Les islandais sont mécontents et je les comprends

Au moment où j’écris ces quelques lignes, l’un est parti, les deux autres s’accrochent à leurs fonctions. Sigmundur David Gunnlaugsson n’a pas jugé bon de faire durer son calvaire médiatique plus longtemps. Modeste possesseur de quelques millions d’euros discrètement placés avec son épouse dans un paradis tropical et fiscal, le Premier ministre a omis de mentionner cet investissement dans sa déclaration de patrimoine; une première fois lors de son élection au Parlement en 2009, une seconde fois au moment de sa nomination au poste de PM en 2013.

Cette amnésie répétée est certainement due à l’impact cryogénique des températures locales.

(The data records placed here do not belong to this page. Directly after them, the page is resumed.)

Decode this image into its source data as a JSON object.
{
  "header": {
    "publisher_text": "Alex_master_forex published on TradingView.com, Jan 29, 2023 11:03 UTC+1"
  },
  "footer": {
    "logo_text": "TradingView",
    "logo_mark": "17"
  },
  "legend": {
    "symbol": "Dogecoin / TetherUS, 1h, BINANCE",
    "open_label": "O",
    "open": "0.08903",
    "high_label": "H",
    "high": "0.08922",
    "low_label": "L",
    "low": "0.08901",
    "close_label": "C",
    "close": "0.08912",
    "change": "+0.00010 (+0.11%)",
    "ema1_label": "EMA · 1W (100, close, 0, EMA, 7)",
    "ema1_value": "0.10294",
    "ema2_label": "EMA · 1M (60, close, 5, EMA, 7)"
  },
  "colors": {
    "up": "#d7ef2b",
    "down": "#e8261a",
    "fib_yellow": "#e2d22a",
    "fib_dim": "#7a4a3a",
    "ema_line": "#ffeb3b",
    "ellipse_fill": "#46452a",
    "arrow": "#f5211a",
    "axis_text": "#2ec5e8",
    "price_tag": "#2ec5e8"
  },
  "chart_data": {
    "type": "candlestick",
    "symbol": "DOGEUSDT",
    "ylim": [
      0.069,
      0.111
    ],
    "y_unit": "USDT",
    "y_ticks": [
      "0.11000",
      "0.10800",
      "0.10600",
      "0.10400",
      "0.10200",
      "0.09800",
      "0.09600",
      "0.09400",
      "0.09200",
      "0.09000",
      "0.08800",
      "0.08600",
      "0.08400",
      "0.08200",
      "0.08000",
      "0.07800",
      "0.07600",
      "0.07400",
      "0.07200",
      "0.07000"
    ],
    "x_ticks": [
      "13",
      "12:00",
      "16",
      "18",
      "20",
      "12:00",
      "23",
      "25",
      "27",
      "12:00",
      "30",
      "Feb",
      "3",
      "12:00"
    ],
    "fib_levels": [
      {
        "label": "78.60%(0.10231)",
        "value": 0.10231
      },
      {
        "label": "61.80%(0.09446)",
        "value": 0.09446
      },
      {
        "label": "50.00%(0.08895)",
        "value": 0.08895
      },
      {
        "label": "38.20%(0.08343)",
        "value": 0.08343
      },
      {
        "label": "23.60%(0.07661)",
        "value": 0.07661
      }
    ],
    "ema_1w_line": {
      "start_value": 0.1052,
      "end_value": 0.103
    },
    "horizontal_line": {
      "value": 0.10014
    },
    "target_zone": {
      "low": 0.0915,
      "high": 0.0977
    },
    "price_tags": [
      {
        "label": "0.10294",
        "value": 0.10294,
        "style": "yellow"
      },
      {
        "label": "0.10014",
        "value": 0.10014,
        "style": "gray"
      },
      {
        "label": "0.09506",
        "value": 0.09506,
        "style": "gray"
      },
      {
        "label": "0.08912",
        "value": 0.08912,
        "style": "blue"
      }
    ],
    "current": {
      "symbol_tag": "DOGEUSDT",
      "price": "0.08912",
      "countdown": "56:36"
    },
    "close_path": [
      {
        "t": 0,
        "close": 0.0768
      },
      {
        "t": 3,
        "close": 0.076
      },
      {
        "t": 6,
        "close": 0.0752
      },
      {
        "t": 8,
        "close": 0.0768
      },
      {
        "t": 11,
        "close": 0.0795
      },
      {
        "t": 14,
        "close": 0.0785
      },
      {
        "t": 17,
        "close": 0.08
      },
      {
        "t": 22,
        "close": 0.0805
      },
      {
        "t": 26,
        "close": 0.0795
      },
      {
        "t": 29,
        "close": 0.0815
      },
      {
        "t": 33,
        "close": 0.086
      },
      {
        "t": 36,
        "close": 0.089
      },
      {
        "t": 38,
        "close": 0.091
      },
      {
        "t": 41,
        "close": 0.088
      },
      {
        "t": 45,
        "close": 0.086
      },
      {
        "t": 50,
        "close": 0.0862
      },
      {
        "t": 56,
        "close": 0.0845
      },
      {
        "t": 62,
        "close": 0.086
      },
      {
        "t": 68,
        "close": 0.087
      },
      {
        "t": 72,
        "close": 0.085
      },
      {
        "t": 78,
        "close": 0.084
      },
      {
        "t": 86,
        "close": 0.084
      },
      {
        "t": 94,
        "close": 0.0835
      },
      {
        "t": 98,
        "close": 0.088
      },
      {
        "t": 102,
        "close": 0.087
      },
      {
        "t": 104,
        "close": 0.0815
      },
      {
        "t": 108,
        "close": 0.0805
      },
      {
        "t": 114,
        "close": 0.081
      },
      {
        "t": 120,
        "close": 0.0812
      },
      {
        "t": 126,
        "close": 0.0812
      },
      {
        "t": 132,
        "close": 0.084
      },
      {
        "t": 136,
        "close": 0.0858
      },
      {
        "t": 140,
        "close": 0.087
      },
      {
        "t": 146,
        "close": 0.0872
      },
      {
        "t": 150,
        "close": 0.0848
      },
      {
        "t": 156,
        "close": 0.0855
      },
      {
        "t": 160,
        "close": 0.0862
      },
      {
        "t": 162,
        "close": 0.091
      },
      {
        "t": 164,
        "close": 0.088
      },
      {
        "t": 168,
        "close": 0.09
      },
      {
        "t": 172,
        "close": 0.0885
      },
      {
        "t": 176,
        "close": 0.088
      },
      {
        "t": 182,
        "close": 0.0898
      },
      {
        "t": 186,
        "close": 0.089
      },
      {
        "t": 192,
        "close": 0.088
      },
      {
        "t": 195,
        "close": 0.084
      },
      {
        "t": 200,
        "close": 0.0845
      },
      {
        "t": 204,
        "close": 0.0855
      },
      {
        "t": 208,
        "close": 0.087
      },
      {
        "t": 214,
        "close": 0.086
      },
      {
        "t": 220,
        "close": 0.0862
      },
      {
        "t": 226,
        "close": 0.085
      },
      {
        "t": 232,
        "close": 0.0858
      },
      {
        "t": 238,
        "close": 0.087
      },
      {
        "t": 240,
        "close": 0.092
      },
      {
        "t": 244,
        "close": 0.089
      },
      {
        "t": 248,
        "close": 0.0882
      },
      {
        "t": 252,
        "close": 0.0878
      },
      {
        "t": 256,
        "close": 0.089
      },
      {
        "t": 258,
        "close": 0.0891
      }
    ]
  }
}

Les crises passent et se ressemblent

À défaut d’avoir fraudé le fisc islandais, l’ancien journaliste-investisseur-politicien (cet homme est un étendard à lui tout seul !) se voit reprocher une moralité à géométrie variable et un possible conflit d’intérêt en raison des créances détenues dans les trois principales banques islandaises nationalisées au moment de la crise de 2008. En luttant contre l’évasion des capitaux tout en facilitant l’expatriation de ses propres deniers, en dénonçant fermement les accords de remboursement « Icesave » tout en détenant des actifs de la banque incriminée, Sigmundur fait preuve d’une conception quelque peu schizophrénique de l’engagement politique. D’ailleurs il le prouve en restant patron incontesté de son parti.

Bjarni Benediktsson et Ólöf Nordal, souillés eux aussi par les traces odorantes d’offshorisations douteuses, ont jugé que leurs explications suffisaient à les préserver de l’opprobre. Le Ministre des finances et celle de l’Intérieur devraient donc rester au gouvernement jusqu’à l’organisation d’élections législatives anticipées prévues à l’automne prochain.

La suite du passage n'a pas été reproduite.